Nel caso di Rhoton, poiché i sintomi si erano manifestati subito dopo l’intervento chirurgico, la diagnosi di sindrome del naso vuoto era altamente probabile” ha spiegato l’esperto che, per confermare i suoi sospetti e quelli del suo collega, quando ha visitato l’uomo, ha eseguito una serie di test.

Abbiamo un sistema di punteggio che elenca i sintomi più comuni della sindrome del naso vuoto, con un punteggio massimo di 30, che corrisponde al caso peggiore – ha aggiunto il professor Nayak – . Il punteggio di Bradley era 26”. Eseguendo poi un secondo test diagnostico, con l’inserimento di alcuni batuffoli di cotone in diverse aree del naso, lo specialista ha trovato la precisa posizione nelle narici in cui mancava del tessuto. Ed è stato allora che Rhoton ha iniziato a “respirare normalmente, e il suo punteggio e passato da 26 a 2”.

Il professor Nayak ha ricordato che Rhoton “era così contento che quasi piangeva. Mi disse: ‘Qualunque cosa tu abbia appena fatto, lascia tutto così com’è. Finalmente riesco a respirare con il naso’”.

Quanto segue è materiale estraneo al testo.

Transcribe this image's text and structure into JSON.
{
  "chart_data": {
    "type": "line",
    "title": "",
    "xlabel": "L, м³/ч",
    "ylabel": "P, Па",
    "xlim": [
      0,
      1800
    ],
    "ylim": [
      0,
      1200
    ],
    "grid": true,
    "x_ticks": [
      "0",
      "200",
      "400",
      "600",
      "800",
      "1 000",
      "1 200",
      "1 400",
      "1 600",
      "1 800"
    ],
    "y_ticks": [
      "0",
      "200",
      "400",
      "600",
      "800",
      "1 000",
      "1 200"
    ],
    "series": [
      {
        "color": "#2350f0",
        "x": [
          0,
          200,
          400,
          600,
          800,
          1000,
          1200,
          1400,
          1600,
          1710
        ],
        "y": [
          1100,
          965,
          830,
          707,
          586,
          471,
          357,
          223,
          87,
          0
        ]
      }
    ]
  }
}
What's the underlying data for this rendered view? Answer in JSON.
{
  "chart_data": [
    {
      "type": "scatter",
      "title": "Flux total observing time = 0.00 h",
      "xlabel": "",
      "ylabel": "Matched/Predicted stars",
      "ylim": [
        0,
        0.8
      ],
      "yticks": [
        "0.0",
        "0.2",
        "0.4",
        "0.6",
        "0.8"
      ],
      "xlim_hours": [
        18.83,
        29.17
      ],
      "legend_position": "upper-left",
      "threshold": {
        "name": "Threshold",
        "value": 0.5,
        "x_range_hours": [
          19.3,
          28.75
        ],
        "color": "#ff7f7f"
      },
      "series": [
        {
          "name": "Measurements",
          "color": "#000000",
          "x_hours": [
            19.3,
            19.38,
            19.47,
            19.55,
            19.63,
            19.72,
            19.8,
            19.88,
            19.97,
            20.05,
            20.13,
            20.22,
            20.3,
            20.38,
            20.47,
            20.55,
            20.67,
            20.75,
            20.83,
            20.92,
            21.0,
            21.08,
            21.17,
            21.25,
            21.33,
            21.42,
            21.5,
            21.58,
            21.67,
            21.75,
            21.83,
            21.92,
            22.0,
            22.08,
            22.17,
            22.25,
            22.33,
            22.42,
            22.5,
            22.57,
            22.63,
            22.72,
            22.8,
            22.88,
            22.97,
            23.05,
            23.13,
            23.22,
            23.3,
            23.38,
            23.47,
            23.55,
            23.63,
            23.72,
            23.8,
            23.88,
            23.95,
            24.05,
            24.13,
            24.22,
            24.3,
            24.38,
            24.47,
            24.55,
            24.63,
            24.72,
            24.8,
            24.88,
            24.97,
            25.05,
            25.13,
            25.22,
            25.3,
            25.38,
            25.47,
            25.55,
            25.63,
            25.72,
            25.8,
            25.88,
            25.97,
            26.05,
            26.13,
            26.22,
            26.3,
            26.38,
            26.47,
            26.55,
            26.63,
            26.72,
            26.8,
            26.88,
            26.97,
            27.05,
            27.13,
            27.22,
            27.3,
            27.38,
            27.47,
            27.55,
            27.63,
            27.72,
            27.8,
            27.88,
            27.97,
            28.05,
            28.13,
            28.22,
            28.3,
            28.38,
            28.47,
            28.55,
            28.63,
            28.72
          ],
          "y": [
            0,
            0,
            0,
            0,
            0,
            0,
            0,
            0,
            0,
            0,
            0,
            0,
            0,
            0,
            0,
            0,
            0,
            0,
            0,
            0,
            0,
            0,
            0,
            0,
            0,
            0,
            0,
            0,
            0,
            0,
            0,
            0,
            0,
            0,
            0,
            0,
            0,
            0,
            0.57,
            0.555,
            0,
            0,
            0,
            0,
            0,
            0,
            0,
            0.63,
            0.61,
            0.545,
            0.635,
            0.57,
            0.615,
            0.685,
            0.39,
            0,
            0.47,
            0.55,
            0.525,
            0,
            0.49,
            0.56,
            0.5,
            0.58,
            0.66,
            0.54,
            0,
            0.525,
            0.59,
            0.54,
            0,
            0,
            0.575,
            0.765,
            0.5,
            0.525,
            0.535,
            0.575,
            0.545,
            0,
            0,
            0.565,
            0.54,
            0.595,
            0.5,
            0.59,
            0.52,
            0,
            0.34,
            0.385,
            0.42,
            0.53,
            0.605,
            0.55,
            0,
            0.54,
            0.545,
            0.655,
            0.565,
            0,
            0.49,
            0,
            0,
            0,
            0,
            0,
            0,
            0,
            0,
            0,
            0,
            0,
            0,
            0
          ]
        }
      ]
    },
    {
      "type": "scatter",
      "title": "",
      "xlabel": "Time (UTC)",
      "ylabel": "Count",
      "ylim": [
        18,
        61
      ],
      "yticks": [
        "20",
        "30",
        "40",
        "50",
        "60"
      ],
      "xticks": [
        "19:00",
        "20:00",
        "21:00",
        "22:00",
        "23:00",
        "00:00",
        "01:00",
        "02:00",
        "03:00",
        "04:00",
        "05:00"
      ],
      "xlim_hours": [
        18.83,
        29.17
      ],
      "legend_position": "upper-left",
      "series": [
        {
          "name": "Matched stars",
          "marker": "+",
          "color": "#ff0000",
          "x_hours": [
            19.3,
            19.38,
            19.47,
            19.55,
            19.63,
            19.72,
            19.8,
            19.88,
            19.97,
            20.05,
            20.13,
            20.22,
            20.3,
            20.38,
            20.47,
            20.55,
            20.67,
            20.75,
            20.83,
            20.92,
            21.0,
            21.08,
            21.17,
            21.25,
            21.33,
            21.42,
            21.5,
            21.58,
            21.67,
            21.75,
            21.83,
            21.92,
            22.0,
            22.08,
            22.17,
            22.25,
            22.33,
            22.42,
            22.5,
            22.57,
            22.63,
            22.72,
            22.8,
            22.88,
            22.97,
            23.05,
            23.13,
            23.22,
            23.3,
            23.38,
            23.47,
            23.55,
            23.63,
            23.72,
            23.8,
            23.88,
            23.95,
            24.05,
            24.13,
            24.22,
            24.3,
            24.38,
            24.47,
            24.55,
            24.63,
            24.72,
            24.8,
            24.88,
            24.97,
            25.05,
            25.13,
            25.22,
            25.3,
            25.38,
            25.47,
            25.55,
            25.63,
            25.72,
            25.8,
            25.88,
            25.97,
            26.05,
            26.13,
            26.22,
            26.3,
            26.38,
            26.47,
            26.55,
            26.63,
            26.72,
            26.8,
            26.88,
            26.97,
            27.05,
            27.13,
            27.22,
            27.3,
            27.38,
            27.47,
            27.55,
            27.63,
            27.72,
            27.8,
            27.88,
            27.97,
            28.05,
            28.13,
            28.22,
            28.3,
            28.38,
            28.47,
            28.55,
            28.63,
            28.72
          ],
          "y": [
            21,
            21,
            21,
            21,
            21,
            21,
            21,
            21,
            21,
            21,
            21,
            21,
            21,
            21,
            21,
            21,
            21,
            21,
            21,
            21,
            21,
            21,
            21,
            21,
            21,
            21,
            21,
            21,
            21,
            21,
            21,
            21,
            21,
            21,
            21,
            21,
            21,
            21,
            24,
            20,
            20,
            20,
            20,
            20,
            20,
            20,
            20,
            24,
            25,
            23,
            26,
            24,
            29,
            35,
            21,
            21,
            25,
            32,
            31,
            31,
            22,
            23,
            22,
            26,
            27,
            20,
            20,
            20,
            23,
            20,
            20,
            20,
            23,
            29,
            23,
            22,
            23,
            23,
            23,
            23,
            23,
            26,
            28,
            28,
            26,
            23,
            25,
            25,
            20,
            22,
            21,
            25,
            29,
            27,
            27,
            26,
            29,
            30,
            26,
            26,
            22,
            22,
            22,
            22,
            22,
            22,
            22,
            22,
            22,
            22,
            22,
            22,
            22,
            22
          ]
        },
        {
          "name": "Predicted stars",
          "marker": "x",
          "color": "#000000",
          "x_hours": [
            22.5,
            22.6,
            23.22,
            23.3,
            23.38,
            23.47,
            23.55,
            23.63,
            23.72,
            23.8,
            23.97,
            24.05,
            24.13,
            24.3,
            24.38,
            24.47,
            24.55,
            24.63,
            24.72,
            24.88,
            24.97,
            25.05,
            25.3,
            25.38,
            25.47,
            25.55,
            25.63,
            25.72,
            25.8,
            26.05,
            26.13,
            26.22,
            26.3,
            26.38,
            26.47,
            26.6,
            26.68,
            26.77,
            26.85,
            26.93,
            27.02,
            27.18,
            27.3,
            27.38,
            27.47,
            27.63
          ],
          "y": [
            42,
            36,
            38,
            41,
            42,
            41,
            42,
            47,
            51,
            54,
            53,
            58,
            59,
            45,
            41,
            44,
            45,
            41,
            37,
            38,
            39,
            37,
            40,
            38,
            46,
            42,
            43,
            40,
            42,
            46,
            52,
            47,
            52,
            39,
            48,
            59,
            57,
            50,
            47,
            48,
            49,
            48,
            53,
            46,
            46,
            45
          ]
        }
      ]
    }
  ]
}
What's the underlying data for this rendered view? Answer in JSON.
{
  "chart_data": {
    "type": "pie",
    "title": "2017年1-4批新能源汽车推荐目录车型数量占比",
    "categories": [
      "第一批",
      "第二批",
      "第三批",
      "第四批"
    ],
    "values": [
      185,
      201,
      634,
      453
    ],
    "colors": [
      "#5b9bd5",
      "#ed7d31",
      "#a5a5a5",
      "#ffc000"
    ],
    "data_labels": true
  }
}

Per l’uomo, il passo successivo è stato un trattamento a base iniezioni di carbossimetilcellulosa, un filler temporaneo che nel suo caso ha migliorato significativamente la respirazione. “Ho fatto una serie di iniezioni e adesso posso respirare con il naso, riesco a dormire e anche il mio umore è migliorato – ha spiegato Rhoton – . Per la prima volta in quasi sei anni mi sono sentito rinato”.

Il trattamento definitivo consisterà in un impianto di cartilagine nelle vie nasali, per rimpiazzare il tessuto turbinale mancante e ridurre così i sintomi: per quest’operazione Rhoton dovrà aspettare ancora qualche mese, probabilmente l’autunno, ma la fiducia che ora ripone nel professor Nayak è totale. “Mi ha restituito la speranza – ha concluso il 43enne – . Adesso so di essere in buone mani”.